A share of stock represents a fractional ownership in the business. A bond represents a debt owed to the bond holder. You would own the company’s stock if you want to participate in the future earnings of the business. You would own a bond if you wanted predictable earnings in the form of interest payments.
Stocks and bonds represent two primary ways for a business to raise capital. Stock is referred to as equity since it represents a share of the business. Bonds are referred to as debt since they are an obligation or liability of the business to the bond holder. Bonds are also part of a larger universe referred to as “fixed income investments”. A bond holder does not directly participate in the growth of the business but wants to know that the business will have the ability to make the interest payments over the term of the bond. Bonds are issued for a fixed term, generally between 5 and 20 years and may be “callable” meaning the bond issuer may choose to redeem the bond before its maturity date. Bonds can be traded during their life. Bonds are also issued by governments. Bonds issued by city and state governments are referred to as municipal bonds, those issued by the US government are referred to variously as Savings Bonds, Treasury securities, T-Bills and Treasury Bonds.
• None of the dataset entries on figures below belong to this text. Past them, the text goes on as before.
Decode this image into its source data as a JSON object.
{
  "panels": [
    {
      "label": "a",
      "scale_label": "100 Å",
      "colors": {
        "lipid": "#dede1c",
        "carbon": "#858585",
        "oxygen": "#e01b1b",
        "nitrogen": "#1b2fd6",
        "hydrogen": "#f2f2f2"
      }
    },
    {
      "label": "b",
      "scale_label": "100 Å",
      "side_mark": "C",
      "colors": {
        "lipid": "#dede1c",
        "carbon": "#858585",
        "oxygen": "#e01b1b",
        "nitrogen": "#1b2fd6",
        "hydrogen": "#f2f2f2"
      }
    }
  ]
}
How do you make money from owning stock? By an increase in the share price, through dividends and through stock buy back. (These will be covered later.) Of course, the stock price can also go down. How do you make money from owning bonds? The primary means is by collecting the interest payments, also referred to as the coupon. Also, if market interest rates go down, the market value of the bond will go up and can be sold for a profit.
What causes the value of the stock to go up or down? Factors related directly to the business, such a new products, higher earnings, etc. as well as factors related to the overall economy such as recession, growth or just uncertainty in the economy. When a company does well through increased profits, new products, opening additional stores, more people want to own it which will tend to drive up the share price. In the long term, the share price will reflect the earnings and prospects for continued growth in the company’s earnings. This is essentially the reason you want to own the stock. It is a claim on the future earnings of the business. After accounting for all of the costs to produce their products and the expenses to run the business and the taxes, the result is the net profit or earnings (or net loss). This will be expressed as the earnings per share or EPS. Investors will look at the EPS and want to see that it is increasing from year to year. The total value of all outstanding shares of the company is referred to as the “market capitalization” or market cap.
What causes the value of the bond to go up or down? The primary factor is any changes in overall interest rates. Generally, when interest rates go up, the value of existing bonds go down and vice versa.
How are stocks and bonds traded? There are “exchanges” whose function is to provide a market place for buying and selling stocks and bonds. Essentially, they match the parties that want to sell with parties who want to buy. They will adjust the share price to a level that satisfies both buyers and sellers. The most recognizable exchanges are the New York Stock Exchange (NYSE), the American Stock Exchange (AMEX) and the Nasdaq.